5. Enhanced and Specialized SDRs

Standard SDRs may be loose in the presence of structure such as modulus and argument constraints, leading to advances in enhanced SDR (Lu et al., 2019, Xu et al., 2023). This class incorporates convex envelopes of nonconvex sets—argument and modulus coupling, phase difference constraints, discrete and continuous angle constraints—via linear and second-order cone inequalities directly in the lifted matrix space. These augmented SDPs close substantial relaxation gaps, improve suboptimal solution extraction, and generalize to both discrete and continuous phase and amplitude regime problems in applications such as radar waveform design and beamforming.

Global branch-and-bound algorithms for complex quadratic programs utilize enhanced SDR bounds to partition the feasible space, systematically closing the dual gap and rapidly converging to ϵ\epsilon-optimal solutions. Empirical results demonstrate order-of-magnitude improvements in solution quality and computational performance against tailored combinatorial or general-purpose algorithms (Lu et al., 2019).

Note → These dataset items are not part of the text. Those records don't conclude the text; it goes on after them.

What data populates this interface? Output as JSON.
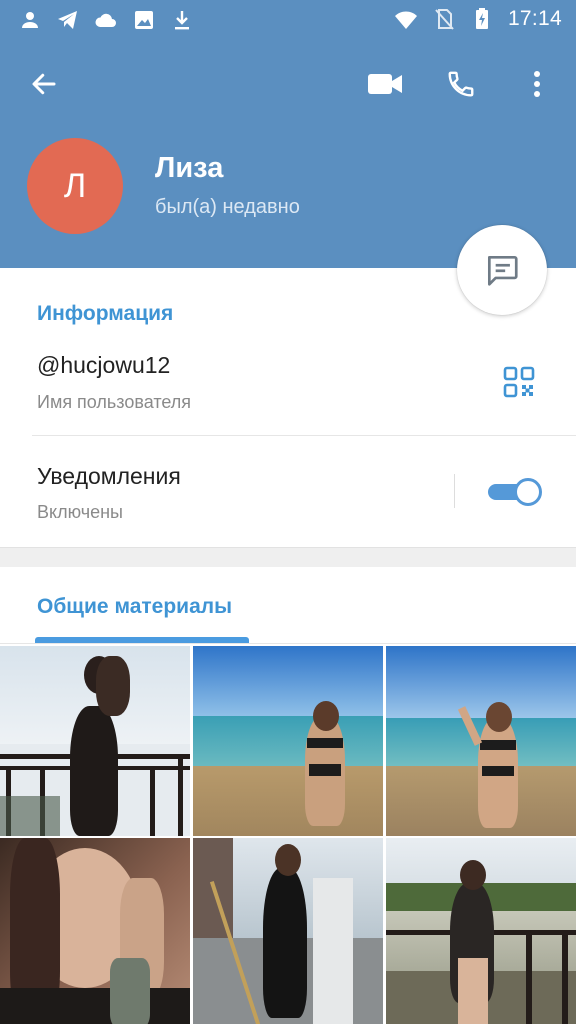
{
  "status_bar": {
    "time": "17:14",
    "left_icons": [
      "person-icon",
      "telegram-icon",
      "cloud-icon",
      "image-icon",
      "download-icon"
    ],
    "right_icons": [
      "wifi-icon",
      "no-sim-icon",
      "battery-charging-icon"
    ]
  },
  "header": {
    "back_icon": "arrow-left-icon",
    "actions": [
      "video-call-icon",
      "phone-icon",
      "more-vertical-icon"
    ],
    "avatar_letter": "Л",
    "name": "Лиза",
    "status": "был(а) недавно",
    "fab_icon": "message-icon"
  },
  "colors": {
    "header_bg": "#5b8fc0",
    "accent": "#3f94d4",
    "avatar_bg": "#e26a53",
    "toggle": "#5599d8"
  },
  "info": {
    "title": "Информация",
    "username": "@hucjowu12",
    "username_label": "Имя пользователя",
    "qr_icon": "qr-code-icon",
    "notifications_label": "Уведомления",
    "notifications_state": "Включены",
    "notifications_on": true
  },
  "media": {
    "title": "Общие материалы",
    "photos": [
      "photo-balcony-silhouette",
      "photo-beach-1",
      "photo-beach-2",
      "photo-selfie",
      "photo-stairs",
      "photo-lake-railing"
    ]
  }
}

6. Scalability, Tightness, and Limitations

Advanced first-order and interior-point methods (SDPAD-LR, chordal decomposition, low-rank factorization) support practical application of SDR to extremely large-scale problems, including Markov Random Field (MRF) MAP inference and network optimal power flow. For large transmission networks (e.g., up to 82,000 buses), carefully structured SDR formulations together with robust chordal decomposition and scaling can yield globally optimal solutions within minutes to hours, with optimality gaps generally below 1% except in severely stressed cases (Eltved et al., 2018, Huang et al., 2014).

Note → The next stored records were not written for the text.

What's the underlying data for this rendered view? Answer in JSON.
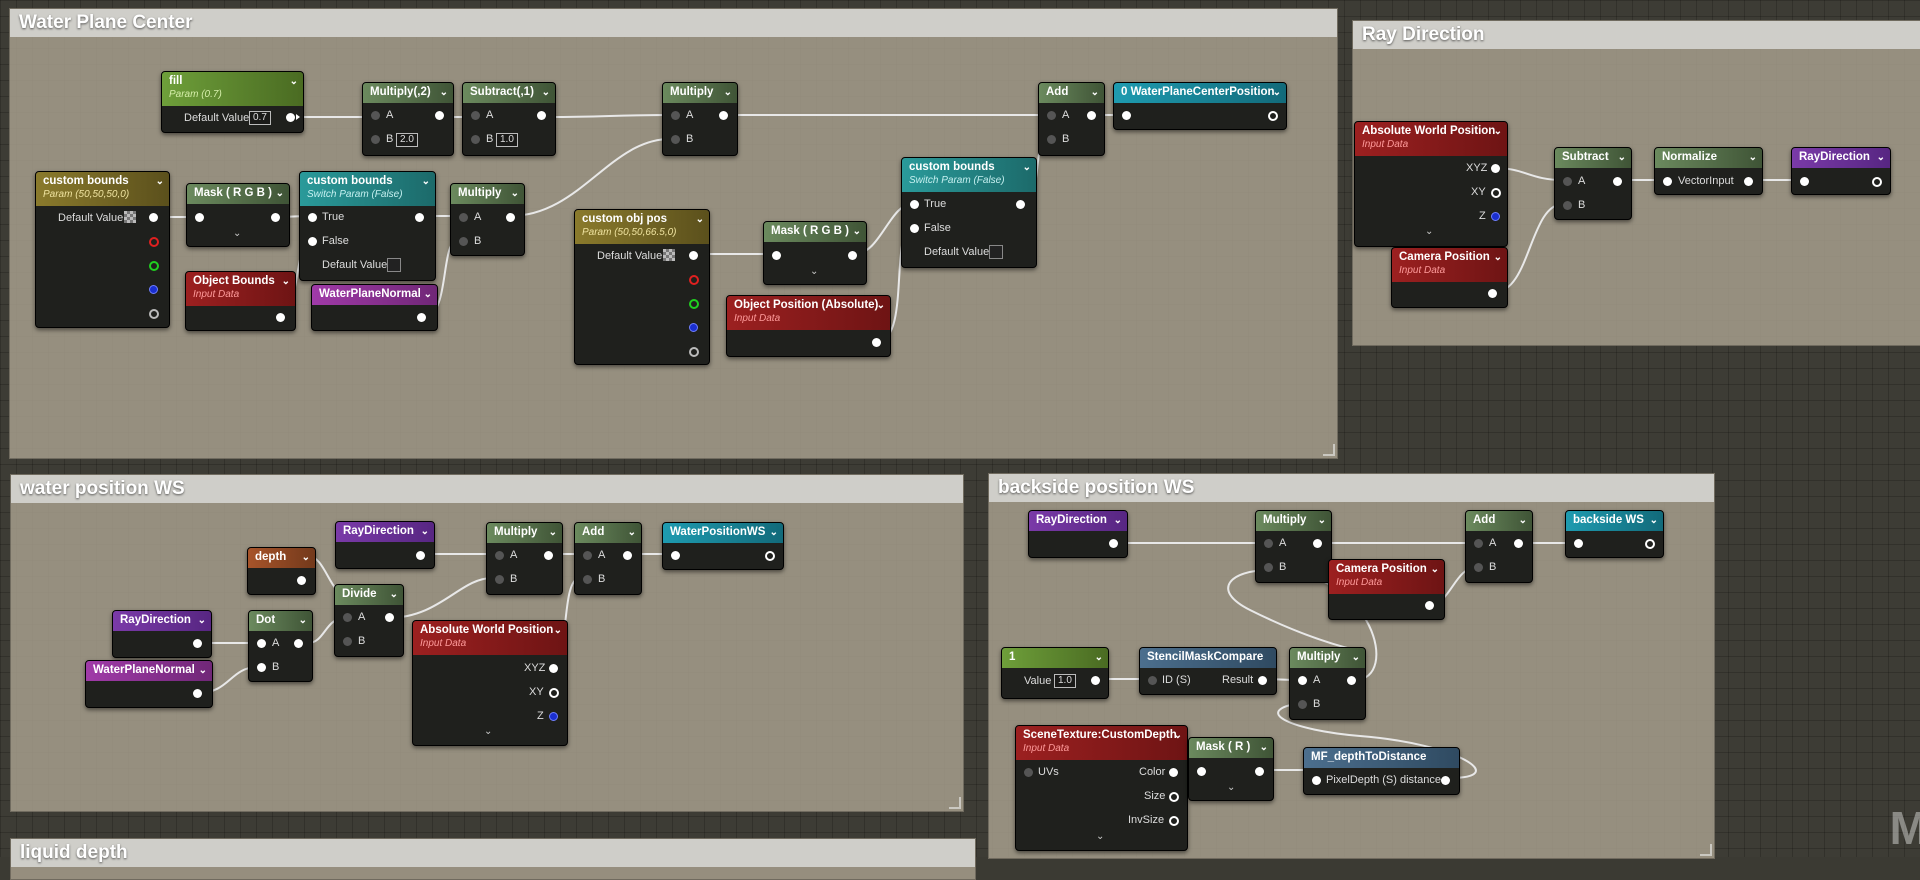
{
  "comments": {
    "water_plane_center": "Water Plane Center",
    "ray_direction": "Ray Direction",
    "water_position_ws": "water position WS",
    "backside_position_ws": "backside position WS",
    "liquid_depth": "liquid depth"
  },
  "nodes": {
    "fill": {
      "title": "fill",
      "sub": "Param (0.7)",
      "default_label": "Default Value",
      "default_value": "0.7"
    },
    "multiply2": {
      "title": "Multiply(,2)",
      "a": "A",
      "b": "B",
      "b_value": "2.0"
    },
    "subtract1": {
      "title": "Subtract(,1)",
      "a": "A",
      "b": "B",
      "b_value": "1.0"
    },
    "multiply_top": {
      "title": "Multiply",
      "a": "A",
      "b": "B"
    },
    "add_top": {
      "title": "Add",
      "a": "A",
      "b": "B"
    },
    "wpc_output": {
      "title": "0 WaterPlaneCenterPosition"
    },
    "custom_bounds_param": {
      "title": "custom bounds",
      "sub": "Param (50,50,50,0)",
      "default_label": "Default Value"
    },
    "mask_rgb_1": {
      "title": "Mask ( R G B )"
    },
    "custom_bounds_switch1": {
      "title": "custom bounds",
      "sub": "Switch Param (False)",
      "true_label": "True",
      "false_label": "False",
      "default_label": "Default Value"
    },
    "multiply_mid": {
      "title": "Multiply",
      "a": "A",
      "b": "B"
    },
    "object_bounds": {
      "title": "Object Bounds",
      "sub": "Input Data"
    },
    "water_plane_normal_1": {
      "title": "WaterPlaneNormal"
    },
    "custom_obj_pos": {
      "title": "custom obj pos",
      "sub": "Param (50,50,66.5,0)",
      "default_label": "Default Value"
    },
    "mask_rgb_2": {
      "title": "Mask ( R G B )"
    },
    "object_position": {
      "title": "Object Position  (Absolute)",
      "sub": "Input Data"
    },
    "custom_bounds_switch2": {
      "title": "custom bounds",
      "sub": "Switch Param (False)",
      "true_label": "True",
      "false_label": "False",
      "default_label": "Default Value"
    },
    "awp_ray": {
      "title": "Absolute World Position",
      "sub": "Input Data",
      "xyz": "XYZ",
      "xy": "XY",
      "z": "Z"
    },
    "camera_position_ray": {
      "title": "Camera Position",
      "sub": "Input Data"
    },
    "subtract_ray": {
      "title": "Subtract",
      "a": "A",
      "b": "B"
    },
    "normalize": {
      "title": "Normalize",
      "input": "VectorInput"
    },
    "ray_direction_out": {
      "title": "RayDirection"
    },
    "ray_direction_1": {
      "title": "RayDirection"
    },
    "depth": {
      "title": "depth"
    },
    "multiply_ws": {
      "title": "Multiply",
      "a": "A",
      "b": "B"
    },
    "add_ws": {
      "title": "Add",
      "a": "A",
      "b": "B"
    },
    "water_position_ws_out": {
      "title": "WaterPositionWS"
    },
    "ray_direction_2": {
      "title": "RayDirection"
    },
    "dot": {
      "title": "Dot",
      "a": "A",
      "b": "B"
    },
    "divide": {
      "title": "Divide",
      "a": "A",
      "b": "B"
    },
    "awp_ws": {
      "title": "Absolute World Position",
      "sub": "Input Data",
      "xyz": "XYZ",
      "xy": "XY",
      "z": "Z"
    },
    "water_plane_normal_2": {
      "title": "WaterPlaneNormal"
    },
    "ray_direction_3": {
      "title": "RayDirection"
    },
    "multiply_bs": {
      "title": "Multiply",
      "a": "A",
      "b": "B"
    },
    "add_bs": {
      "title": "Add",
      "a": "A",
      "b": "B"
    },
    "backside_ws_out": {
      "title": "backside WS"
    },
    "camera_position_bs": {
      "title": "Camera Position",
      "sub": "Input Data"
    },
    "const1": {
      "title": "1",
      "value_label": "Value",
      "value": "1.0"
    },
    "stencil": {
      "title": "StencilMaskCompare",
      "id": "ID (S)",
      "result": "Result"
    },
    "multiply_bs2": {
      "title": "Multiply",
      "a": "A",
      "b": "B"
    },
    "scene_texture": {
      "title": "SceneTexture:CustomDepth",
      "sub": "Input Data",
      "uvs": "UVs",
      "color": "Color",
      "size": "Size",
      "invsize": "InvSize"
    },
    "mask_r": {
      "title": "Mask ( R )"
    },
    "mf_depth": {
      "title": "MF_depthToDistance",
      "input": "PixelDepth (S)",
      "output": "distance"
    }
  },
  "watermark": "M"
}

SDR is tight in a range of problems—rank-one solutions are numerically and sometimes analytically guaranteed for MISO wireless power transfer (Lang et al., 2017), robust beamforming (Chang et al., 2012), and under specific spectral gap conditions for QAP (Ling, 2024), MIMO detection (Lu et al., 2017, Jiang et al., 2021), and certain multicasting scenarios (Wu et al., 2016). However, SDR may not be tight for all problems; as demonstrated in TSP (Gutekunst et al., 2017), even sophisticated SDP relaxations can fail to provide meaningful bounds on certain hard combinatorial instances.

7. Equivalence Results and Block-Structured SDRs

Recent analyses have unified disparate SDR formulations under equivalence theorems that exploit separable or block-diagonal structure in the constraints. These findings substantiate the mathematical equivalence of supposedly distinct forms, facilitate significant computational savings via dimension reduction, and clarify tightness conditions. Applications span SDRs for high-order QAM detection (0809.4529), enhanced complex and real SDRs for PSK detection (Jiang et al., 2021), and general block-structured convexification in polynomial and power flow problems.